I'm sitting at my desk on a Sunday morning, reading Lu Xun's "A Brief History of Chinese Fiction."
In the chapter on Tang Dynasty Prose Romances I come across a passage that begins: "Then there was Du Guangting's The Man with the Curly Beard which was extremely popular. Du was a Daoist priest in Chengdu who served under Wang Yan and left many works, mostly dealing with magic and alchemy."
Daoist priest. Chengdu. Magic and alchemy. I am intrigued.
A quick Google reveals a two sentence Wikipedia bio. The second sentence says that The Man with the Curly Beard, is sometimes considered "the earliest novel in the wuxia genre." Wuxia literally means martial arts; think Crouching Tiger, Hidden Dragon or the hugely popular novels of Louis Cha.
I am now more than intrigued. A Daoist priest in 9th century Chengdu may have written the first wuxia novel! A new character has entered my personal pantheon of Sichuan heroes. I Google the Chinese title for The Man with the Curly Beard, 虬髯客傳. A few clicks and I arrive at the Gutenberg ebook archive. One second later I have downloaded a copy of a 9th century Chinese novel to my Kindle.
Magic and alchemy, indeed.
But it gets better. Du Guangting (850-933) lived through the fall of the Tang Dynasty and the consequent creation of the Kingdom of Former Shu (also known as Great Shu), one of the many incidences of an independent state centered on Sichuan blossoming in a moment of general Chinese chaos. As a court Daoist, one of Du's duties was to shore up the legitimacy of the Former Shu.
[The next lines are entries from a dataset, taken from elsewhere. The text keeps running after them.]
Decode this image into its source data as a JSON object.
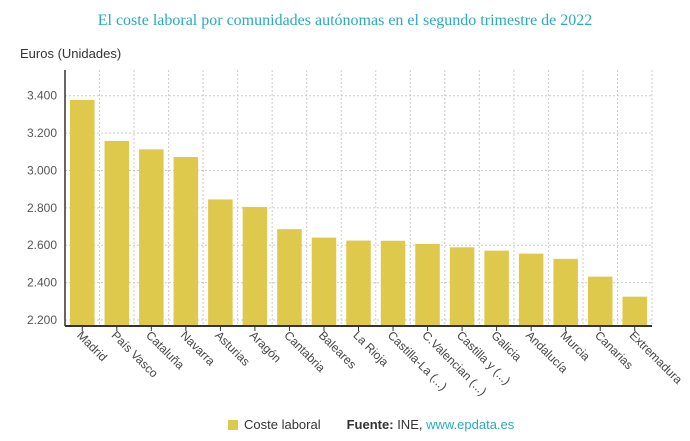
{
  "chart_data": {
    "type": "bar",
    "title": "El coste laboral por comunidades autónomas en el segundo trimestre de 2022",
    "ylabel": "Euros (Unidades)",
    "xlabel": "",
    "categories": [
      "Madrid",
      "País Vasco",
      "Cataluña",
      "Navarra",
      "Asturias",
      "Aragón",
      "Cantabria",
      "Baleares",
      "La Rioja",
      "Castilla-La (...)",
      "C.Valencian (...)",
      "Castilla y (...)",
      "Galicia",
      "Andalucía",
      "Murcia",
      "Canarias",
      "Extremadura"
    ],
    "series": [
      {
        "name": "Coste laboral",
        "values": [
          3377,
          3158,
          3113,
          3072,
          2845,
          2805,
          2686,
          2641,
          2625,
          2624,
          2607,
          2589,
          2571,
          2555,
          2527,
          2432,
          2325
        ]
      }
    ],
    "ylim": [
      2200,
      3450
    ],
    "yticks": [
      2200,
      2400,
      2600,
      2800,
      3000,
      3200,
      3400
    ],
    "ytick_labels": [
      "2.200",
      "2.400",
      "2.600",
      "2.800",
      "3.000",
      "3.200",
      "3.400"
    ],
    "grid": true,
    "legend_position": "bottom",
    "color": "#dfc94c"
  },
  "source": {
    "label": "Fuente:",
    "text": "INE,",
    "link": "www.epdata.es"
  }
}
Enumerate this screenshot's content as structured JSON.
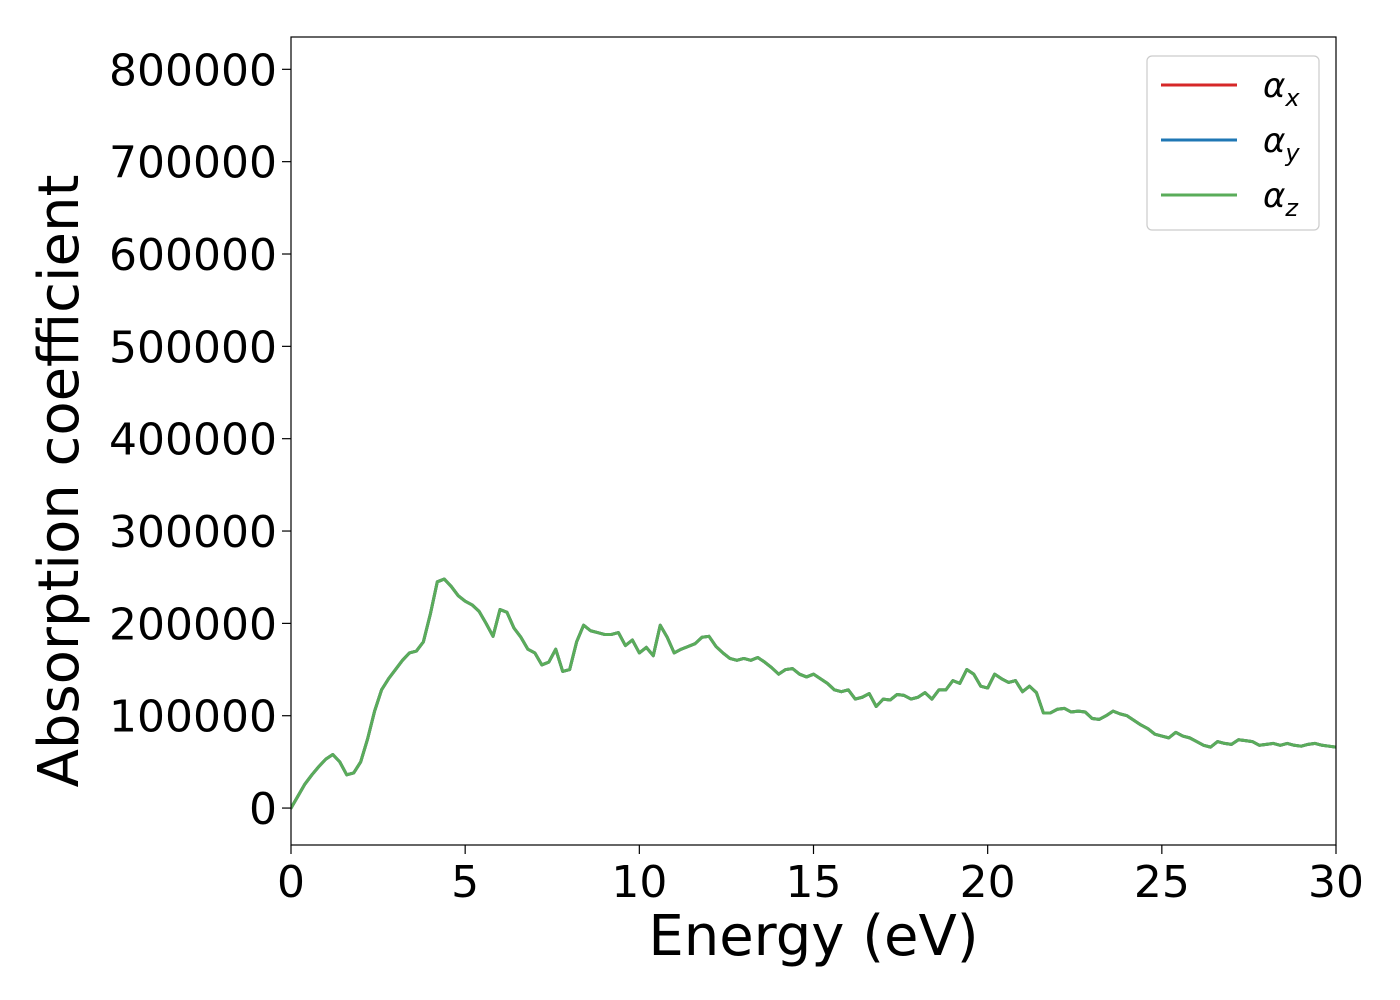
{
  "chart_data": {
    "type": "line",
    "title": "",
    "xlabel": "Energy (eV)",
    "ylabel": "Absorption coefficient",
    "xlim": [
      0,
      30
    ],
    "ylim": [
      -40000,
      835000
    ],
    "xticks": [
      0,
      5,
      10,
      15,
      20,
      25,
      30
    ],
    "yticks": [
      0,
      100000,
      200000,
      300000,
      400000,
      500000,
      600000,
      700000,
      800000
    ],
    "grid": false,
    "legend_position": "top-right",
    "series": [
      {
        "name": "αx",
        "symbol": "α",
        "subscript": "x",
        "color": "#d62728",
        "x": [
          0,
          0.2,
          0.4,
          0.6,
          0.8,
          1.0,
          1.2,
          1.4,
          1.6,
          1.8,
          2.0,
          2.2,
          2.4,
          2.6,
          2.8,
          3.0,
          3.2,
          3.4,
          3.6,
          3.8,
          4.0,
          4.2,
          4.4,
          4.6,
          4.8,
          5.0,
          5.2,
          5.4,
          5.6,
          5.8,
          6.0,
          6.2,
          6.4,
          6.6,
          6.8,
          7.0,
          7.2,
          7.4,
          7.6,
          7.8,
          8.0,
          8.2,
          8.4,
          8.6,
          8.8,
          9.0,
          9.2,
          9.4,
          9.6,
          9.8,
          10.0,
          10.2,
          10.4,
          10.6,
          10.8,
          11.0,
          11.2,
          11.4,
          11.6,
          11.8,
          12.0,
          12.2,
          12.4,
          12.6,
          12.8,
          13.0,
          13.2,
          13.4,
          13.6,
          13.8,
          14.0,
          14.2,
          14.4,
          14.6,
          14.8,
          15.0,
          15.2,
          15.4,
          15.6,
          15.8,
          16.0,
          16.2,
          16.4,
          16.6,
          16.8,
          17.0,
          17.2,
          17.4,
          17.6,
          17.8,
          18.0,
          18.2,
          18.4,
          18.6,
          18.8,
          19.0,
          19.2,
          19.4,
          19.6,
          19.8,
          20.0,
          20.2,
          20.4,
          20.6,
          20.8,
          21.0,
          21.2,
          21.4,
          21.6,
          21.8,
          22.0,
          22.2,
          22.4,
          22.6,
          22.8,
          23.0,
          23.2,
          23.4,
          23.6,
          23.8,
          24.0,
          24.2,
          24.4,
          24.6,
          24.8,
          25.0,
          25.2,
          25.4,
          25.6,
          25.8,
          26.0,
          26.2,
          26.4,
          26.6,
          26.8,
          27.0,
          27.2,
          27.4,
          27.6,
          27.8,
          28.0,
          28.2,
          28.4,
          28.6,
          28.8,
          29.0,
          29.2,
          29.4,
          29.6,
          29.8,
          30.0
        ],
        "y": [
          0,
          13000,
          26000,
          36000,
          45000,
          53000,
          58000,
          50000,
          36000,
          38000,
          50000,
          75000,
          105000,
          128000,
          140000,
          150000,
          160000,
          168000,
          170000,
          180000,
          210000,
          245000,
          248000,
          240000,
          230000,
          224000,
          220000,
          213000,
          200000,
          186000,
          215000,
          212000,
          195000,
          185000,
          172000,
          168000,
          155000,
          158000,
          172000,
          148000,
          150000,
          180000,
          198000,
          192000,
          190000,
          188000,
          188000,
          190000,
          176000,
          182000,
          168000,
          174000,
          165000,
          198000,
          185000,
          168000,
          172000,
          175000,
          178000,
          185000,
          186000,
          175000,
          168000,
          162000,
          160000,
          162000,
          160000,
          163000,
          158000,
          152000,
          145000,
          150000,
          151000,
          145000,
          142000,
          145000,
          140000,
          135000,
          128000,
          126000,
          128000,
          118000,
          120000,
          124000,
          110000,
          118000,
          117000,
          123000,
          122000,
          118000,
          120000,
          125000,
          118000,
          128000,
          128000,
          138000,
          135000,
          150000,
          145000,
          132000,
          130000,
          145000,
          140000,
          136000,
          138000,
          126000,
          132000,
          125000,
          103000,
          103000,
          107000,
          108000,
          104000,
          105000,
          104000,
          97000,
          96000,
          100000,
          105000,
          102000,
          100000,
          95000,
          90000,
          86000,
          80000,
          78000,
          76000,
          82000,
          78000,
          76000,
          72000,
          68000,
          66000,
          72000,
          70000,
          69000,
          74000,
          73000,
          72000,
          68000,
          69000,
          70000,
          68000,
          70000,
          68000,
          67000,
          69000,
          70000,
          68000,
          67000,
          66000
        ]
      },
      {
        "name": "αy",
        "symbol": "α",
        "subscript": "y",
        "color": "#1f77b4",
        "x": [
          0,
          0.2,
          0.4,
          0.6,
          0.8,
          1.0,
          1.2,
          1.4,
          1.6,
          1.8,
          2.0,
          2.2,
          2.4,
          2.6,
          2.8,
          3.0,
          3.2,
          3.4,
          3.6,
          3.8,
          4.0,
          4.2,
          4.4,
          4.6,
          4.8,
          5.0,
          5.2,
          5.4,
          5.6,
          5.8,
          6.0,
          6.2,
          6.4,
          6.6,
          6.8,
          7.0,
          7.2,
          7.4,
          7.6,
          7.8,
          8.0,
          8.2,
          8.4,
          8.6,
          8.8,
          9.0,
          9.2,
          9.4,
          9.6,
          9.8,
          10.0,
          10.2,
          10.4,
          10.6,
          10.8,
          11.0,
          11.2,
          11.4,
          11.6,
          11.8,
          12.0,
          12.2,
          12.4,
          12.6,
          12.8,
          13.0,
          13.2,
          13.4,
          13.6,
          13.8,
          14.0,
          14.2,
          14.4,
          14.6,
          14.8,
          15.0,
          15.2,
          15.4,
          15.6,
          15.8,
          16.0,
          16.2,
          16.4,
          16.6,
          16.8,
          17.0,
          17.2,
          17.4,
          17.6,
          17.8,
          18.0,
          18.2,
          18.4,
          18.6,
          18.8,
          19.0,
          19.2,
          19.4,
          19.6,
          19.8,
          20.0,
          20.2,
          20.4,
          20.6,
          20.8,
          21.0,
          21.2,
          21.4,
          21.6,
          21.8,
          22.0,
          22.2,
          22.4,
          22.6,
          22.8,
          23.0,
          23.2,
          23.4,
          23.6,
          23.8,
          24.0,
          24.2,
          24.4,
          24.6,
          24.8,
          25.0,
          25.2,
          25.4,
          25.6,
          25.8,
          26.0,
          26.2,
          26.4,
          26.6,
          26.8,
          27.0,
          27.2,
          27.4,
          27.6,
          27.8,
          28.0,
          28.2,
          28.4,
          28.6,
          28.8,
          29.0,
          29.2,
          29.4,
          29.6,
          29.8,
          30.0
        ],
        "y": [
          0,
          13000,
          26000,
          36000,
          45000,
          53000,
          58000,
          50000,
          36000,
          38000,
          50000,
          75000,
          105000,
          128000,
          140000,
          150000,
          160000,
          168000,
          170000,
          180000,
          210000,
          245000,
          248000,
          240000,
          230000,
          224000,
          220000,
          213000,
          200000,
          186000,
          215000,
          212000,
          195000,
          185000,
          172000,
          168000,
          155000,
          158000,
          172000,
          148000,
          150000,
          180000,
          198000,
          192000,
          190000,
          188000,
          188000,
          190000,
          176000,
          182000,
          168000,
          174000,
          165000,
          198000,
          185000,
          168000,
          172000,
          175000,
          178000,
          185000,
          186000,
          175000,
          168000,
          162000,
          160000,
          162000,
          160000,
          163000,
          158000,
          152000,
          145000,
          150000,
          151000,
          145000,
          142000,
          145000,
          140000,
          135000,
          128000,
          126000,
          128000,
          118000,
          120000,
          124000,
          110000,
          118000,
          117000,
          123000,
          122000,
          118000,
          120000,
          125000,
          118000,
          128000,
          128000,
          138000,
          135000,
          150000,
          145000,
          132000,
          130000,
          145000,
          140000,
          136000,
          138000,
          126000,
          132000,
          125000,
          103000,
          103000,
          107000,
          108000,
          104000,
          105000,
          104000,
          97000,
          96000,
          100000,
          105000,
          102000,
          100000,
          95000,
          90000,
          86000,
          80000,
          78000,
          76000,
          82000,
          78000,
          76000,
          72000,
          68000,
          66000,
          72000,
          70000,
          69000,
          74000,
          73000,
          72000,
          68000,
          69000,
          70000,
          68000,
          70000,
          68000,
          67000,
          69000,
          70000,
          68000,
          67000,
          66000
        ]
      },
      {
        "name": "αz",
        "symbol": "α",
        "subscript": "z",
        "color": "#5aac5a",
        "x": [
          0,
          0.2,
          0.4,
          0.6,
          0.8,
          1.0,
          1.2,
          1.4,
          1.6,
          1.8,
          2.0,
          2.2,
          2.4,
          2.6,
          2.8,
          3.0,
          3.2,
          3.4,
          3.6,
          3.8,
          4.0,
          4.2,
          4.4,
          4.6,
          4.8,
          5.0,
          5.2,
          5.4,
          5.6,
          5.8,
          6.0,
          6.2,
          6.4,
          6.6,
          6.8,
          7.0,
          7.2,
          7.4,
          7.6,
          7.8,
          8.0,
          8.2,
          8.4,
          8.6,
          8.8,
          9.0,
          9.2,
          9.4,
          9.6,
          9.8,
          10.0,
          10.2,
          10.4,
          10.6,
          10.8,
          11.0,
          11.2,
          11.4,
          11.6,
          11.8,
          12.0,
          12.2,
          12.4,
          12.6,
          12.8,
          13.0,
          13.2,
          13.4,
          13.6,
          13.8,
          14.0,
          14.2,
          14.4,
          14.6,
          14.8,
          15.0,
          15.2,
          15.4,
          15.6,
          15.8,
          16.0,
          16.2,
          16.4,
          16.6,
          16.8,
          17.0,
          17.2,
          17.4,
          17.6,
          17.8,
          18.0,
          18.2,
          18.4,
          18.6,
          18.8,
          19.0,
          19.2,
          19.4,
          19.6,
          19.8,
          20.0,
          20.2,
          20.4,
          20.6,
          20.8,
          21.0,
          21.2,
          21.4,
          21.6,
          21.8,
          22.0,
          22.2,
          22.4,
          22.6,
          22.8,
          23.0,
          23.2,
          23.4,
          23.6,
          23.8,
          24.0,
          24.2,
          24.4,
          24.6,
          24.8,
          25.0,
          25.2,
          25.4,
          25.6,
          25.8,
          26.0,
          26.2,
          26.4,
          26.6,
          26.8,
          27.0,
          27.2,
          27.4,
          27.6,
          27.8,
          28.0,
          28.2,
          28.4,
          28.6,
          28.8,
          29.0,
          29.2,
          29.4,
          29.6,
          29.8,
          30.0
        ],
        "y": [
          0,
          13000,
          26000,
          36000,
          45000,
          53000,
          58000,
          50000,
          36000,
          38000,
          50000,
          75000,
          105000,
          128000,
          140000,
          150000,
          160000,
          168000,
          170000,
          180000,
          210000,
          245000,
          248000,
          240000,
          230000,
          224000,
          220000,
          213000,
          200000,
          186000,
          215000,
          212000,
          195000,
          185000,
          172000,
          168000,
          155000,
          158000,
          172000,
          148000,
          150000,
          180000,
          198000,
          192000,
          190000,
          188000,
          188000,
          190000,
          176000,
          182000,
          168000,
          174000,
          165000,
          198000,
          185000,
          168000,
          172000,
          175000,
          178000,
          185000,
          186000,
          175000,
          168000,
          162000,
          160000,
          162000,
          160000,
          163000,
          158000,
          152000,
          145000,
          150000,
          151000,
          145000,
          142000,
          145000,
          140000,
          135000,
          128000,
          126000,
          128000,
          118000,
          120000,
          124000,
          110000,
          118000,
          117000,
          123000,
          122000,
          118000,
          120000,
          125000,
          118000,
          128000,
          128000,
          138000,
          135000,
          150000,
          145000,
          132000,
          130000,
          145000,
          140000,
          136000,
          138000,
          126000,
          132000,
          125000,
          103000,
          103000,
          107000,
          108000,
          104000,
          105000,
          104000,
          97000,
          96000,
          100000,
          105000,
          102000,
          100000,
          95000,
          90000,
          86000,
          80000,
          78000,
          76000,
          82000,
          78000,
          76000,
          72000,
          68000,
          66000,
          72000,
          70000,
          69000,
          74000,
          73000,
          72000,
          68000,
          69000,
          70000,
          68000,
          70000,
          68000,
          67000,
          69000,
          70000,
          68000,
          67000,
          66000
        ]
      }
    ]
  }
}
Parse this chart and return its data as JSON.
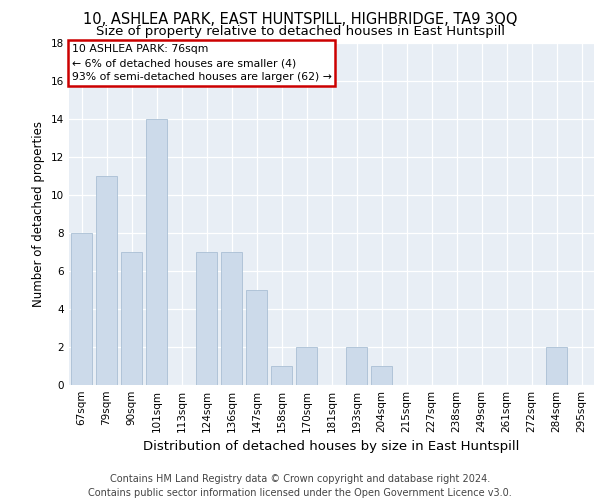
{
  "title1": "10, ASHLEA PARK, EAST HUNTSPILL, HIGHBRIDGE, TA9 3QQ",
  "title2": "Size of property relative to detached houses in East Huntspill",
  "xlabel": "Distribution of detached houses by size in East Huntspill",
  "ylabel": "Number of detached properties",
  "categories": [
    "67sqm",
    "79sqm",
    "90sqm",
    "101sqm",
    "113sqm",
    "124sqm",
    "136sqm",
    "147sqm",
    "158sqm",
    "170sqm",
    "181sqm",
    "193sqm",
    "204sqm",
    "215sqm",
    "227sqm",
    "238sqm",
    "249sqm",
    "261sqm",
    "272sqm",
    "284sqm",
    "295sqm"
  ],
  "values": [
    8,
    11,
    7,
    14,
    0,
    7,
    7,
    5,
    1,
    2,
    0,
    2,
    1,
    0,
    0,
    0,
    0,
    0,
    0,
    2,
    0
  ],
  "bar_color": "#ccdaea",
  "bar_edge_color": "#aabfd4",
  "highlight_box_text": "10 ASHLEA PARK: 76sqm\n← 6% of detached houses are smaller (4)\n93% of semi-detached houses are larger (62) →",
  "highlight_box_color": "#ffffff",
  "highlight_box_edge": "#cc0000",
  "ylim": [
    0,
    18
  ],
  "yticks": [
    0,
    2,
    4,
    6,
    8,
    10,
    12,
    14,
    16,
    18
  ],
  "background_color": "#ffffff",
  "plot_background": "#e8eef5",
  "grid_color": "#ffffff",
  "footer": "Contains HM Land Registry data © Crown copyright and database right 2024.\nContains public sector information licensed under the Open Government Licence v3.0.",
  "title1_fontsize": 10.5,
  "title2_fontsize": 9.5,
  "xlabel_fontsize": 9.5,
  "ylabel_fontsize": 8.5,
  "tick_fontsize": 7.5,
  "footer_fontsize": 7.0,
  "annotation_fontsize": 7.8
}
Du proceeded to do so in "Records of Marvels," a collection of noteworthy and miraculous events associated with Sichuan that has been analyzed in great detail by the great French historian of Daoism, Franciscus Verellen. In this work, Du tells a story about the magical appearance of an army of "spirit soldiers" led by Li Bing, the hydraulic engineer who built the (still-operating!) Dujiangyan irrigation system in the third century B.C that helped turned Sichuan into the land of plenty.
Verellen writes:
On the occasion of the flooding of the river Min in 910, three years into the reign of Wang Jian as emperor of Great Shu, Li Bing, the Warring States hydraulic engineer and chief deity of water management in the Chengdu plain, made an appearance that saved the kingdom from a natural disaster. In the summer of that year, reports the Record of Marvels, when the floodwaters threatened the Chengdu plain, the shouts of thousands of men were heard in the night on the great dam at Guankou, the site of Li Bing's original hydraulic works. Rows of countless torches, impervious to the rain and wind, lit up the scene. At dawn, the great dike was found displaced by several hundred yards, diverting the flood waters into the river Xinjin. The flags that had been placed inside the Li Bing temple were all drenched. As a result of the diversion, the Chengdu plain was spared.
Verellen appends an provocative footnote. In 1982, a Chinese journal published an article reporting that "archaeologists date a major change in the disposition of the main dam and the spillover dam to this period."
Magic, and alchemy, for sure!
I have visited the tenth century tomb of Wang Jian, preserved in remarkable glory in downtown Chengdu. I have also visited Li Bing's temple at Dujiangyan, where one can admire a statue of him dating back to the Han dynasty that was miraculously found in the Min River in 1974. I was, however, previously unaware that Li Bing and an army of spirit soldiers rescued the peasants of the Chengdu plain from disaster in the early 10th century. But now I have made the acquaintance of Du Guangting, Daoist priest, state propagandist, and popular martial arts fantasy novelist. More marvels, I am sure, await.